Teacher, prophet, king, Lamb of God, Savior, Light of the World, Bread of Life, Prince of Peace. The second Adam, the new Moses. The Good Shepherd. The Way, the Truth and the Life. The Resurrection. The Word of God who was in the beginning with God and was God. The Word made flesh. And Jesus is friend. And much more.
How we see Jesus depends a lot on where we stand. Our vision of Jesus often is shaped by our circumstances. Many people who came to maturity during the social upheavals of the 1960’s, to take one example, came to see Jesus as “liberator”. A vision that was there all along, but it took a particular social context for it to be seen clearly.
“Who are you, Lord?” we ask. “Who do you say that I am?”
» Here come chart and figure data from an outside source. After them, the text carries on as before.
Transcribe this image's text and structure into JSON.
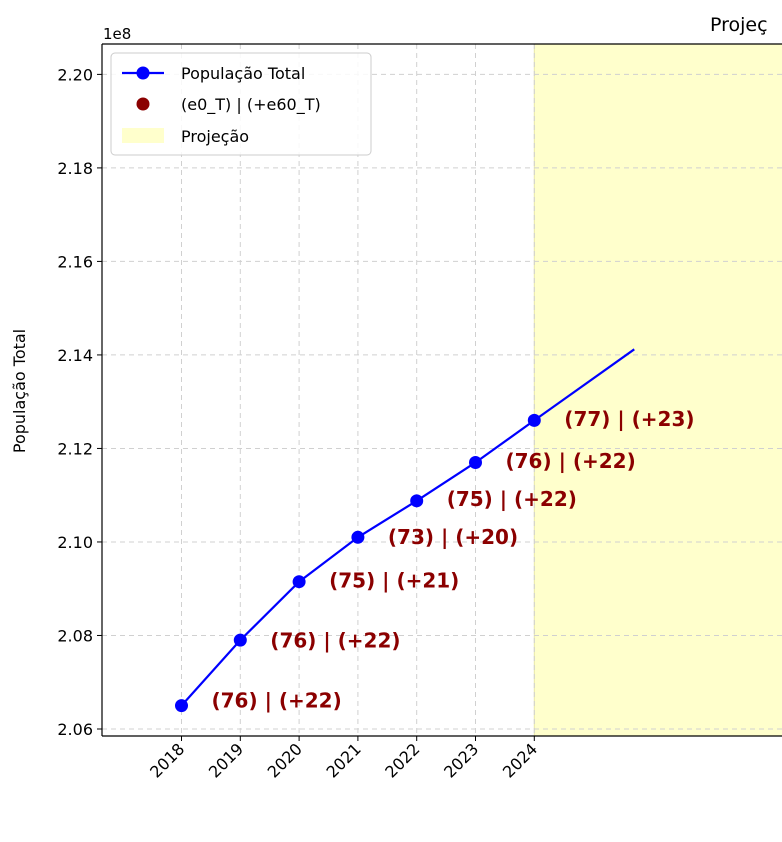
{
  "chart_data": {
    "type": "line",
    "title": "Projeç",
    "ylabel": "População Total",
    "y_offset_label": "1e8",
    "x": [
      "2018",
      "2019",
      "2020",
      "2021",
      "2022",
      "2023",
      "2024"
    ],
    "yticks": [
      "2.06",
      "2.08",
      "2.10",
      "2.12",
      "2.14",
      "2.16",
      "2.18",
      "2.20"
    ],
    "ylim": [
      2.0585,
      2.2065
    ],
    "series": [
      {
        "name": "População Total",
        "color": "#0000ff",
        "values": [
          2.065,
          2.079,
          2.0915,
          2.101,
          2.1088,
          2.117,
          2.126
        ],
        "continuation": {
          "x_index": 7.7,
          "value": 2.1412
        }
      }
    ],
    "annotations": [
      {
        "x_index": 0,
        "value": 2.0659,
        "text": "(76) | (+22)"
      },
      {
        "x_index": 1,
        "value": 2.0787,
        "text": "(76) | (+22)"
      },
      {
        "x_index": 2,
        "value": 2.0915,
        "text": "(75) | (+21)"
      },
      {
        "x_index": 3,
        "value": 2.1009,
        "text": "(73) | (+20)"
      },
      {
        "x_index": 4,
        "value": 2.109,
        "text": "(75) | (+22)"
      },
      {
        "x_index": 5,
        "value": 2.1171,
        "text": "(76) | (+22)"
      },
      {
        "x_index": 6,
        "value": 2.1261,
        "text": "(77) | (+23)"
      }
    ],
    "annotation_color": "#8b0000",
    "projection_start_index": 6,
    "projection_color": "#ffffcc",
    "legend": {
      "position": "top-left",
      "entries": [
        {
          "label": "População Total",
          "kind": "line-marker",
          "color": "#0000ff"
        },
        {
          "label": "(e0_T) | (+e60_T)",
          "kind": "marker",
          "color": "#8b0000"
        },
        {
          "label": "Projeção",
          "kind": "patch",
          "color": "#ffffcc"
        }
      ]
    },
    "grid": true
  }
}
We search for a fuller vision. And our searching is part of a deeper searching. “The Spirit searches everything, even the depths of God” (1 Cor.). The Spirit searches the depths of God wherever God is. The Spirit searches the depths of God in and through the depths of the human heart, in and through the theater of the human imagination. The Spirit searches the depths of God—in and through the complexities of the human experience and all its joys and sorrows.
Perhaps the Spirit’s searching is what Paul means when he says in that same passage “We have the mind of Christ.” The Spirit of Christ in us, searching, searching, searching. The mind of Christ, searching, searching, searching deep within us for the vision of Christ in all its fullness. A vision that—somehow!– requires our participation.
“Who are you, Lord?” “Who do you say that I am?” I should try to answer that question myself. Who is Jesus—for me, for now?
Jesus has been many things for me—and continues to be. Not an exorcist—at least in any literal sense. Whatever my personal “demons” might be, they have psychological roots, not supernatural causes. But, if Jesus is not my personal Lord and exorcist, then what?
Teacher, prophet, king, Lamb of God, Savior, Light of the World. Good Shepherd. The Way, the Truth and the Life. The Resurrection. Love. Word made flesh. Friend. Healer.
All these things resonate in my soul. And one more. In my own prayer and reflection I have been drawn increasingly to think of Jesus as Sabbath, in a sense, the True Sabbath. (Some of you may recognize these thoughts from a brief early morning homily a few weeks ago.)
There is a Sabbath of time, a chronological Sabbath: the seventh day, the day of rest from our labors. Jesus is, in a way, the personal Sabbath–perhaps we could say the existential Sabbath. Monday is my chronological Sabbath; Jesus is my personal Lord and True Sabbath. So, I am doubly blessed with Sabbaths.
Maybe new vocabulary, but not a new idea. “Our souls are restless, Lord, until they rest in you,” St. Augustine said. Jesus himself says, “Come to me all who are weary and heavy laden and I will give you rest.” Come to me and you will find rest for your souls. Our hearts rest in Jesus, even in the midst of very busy lives our heart of hearts rests in him. Even when we’re saying things Jesus wouldn’t say; even when we’re thinking or feeling things Jesus wouldn’t think or feel—even then our heart of hearts rests in him.
This Sabbath rest is with us always—seven days a week, even unto the end of the age. In him we live and move and have our being. Shabbat shalom. Sabbath peace. Come to me; rest in me.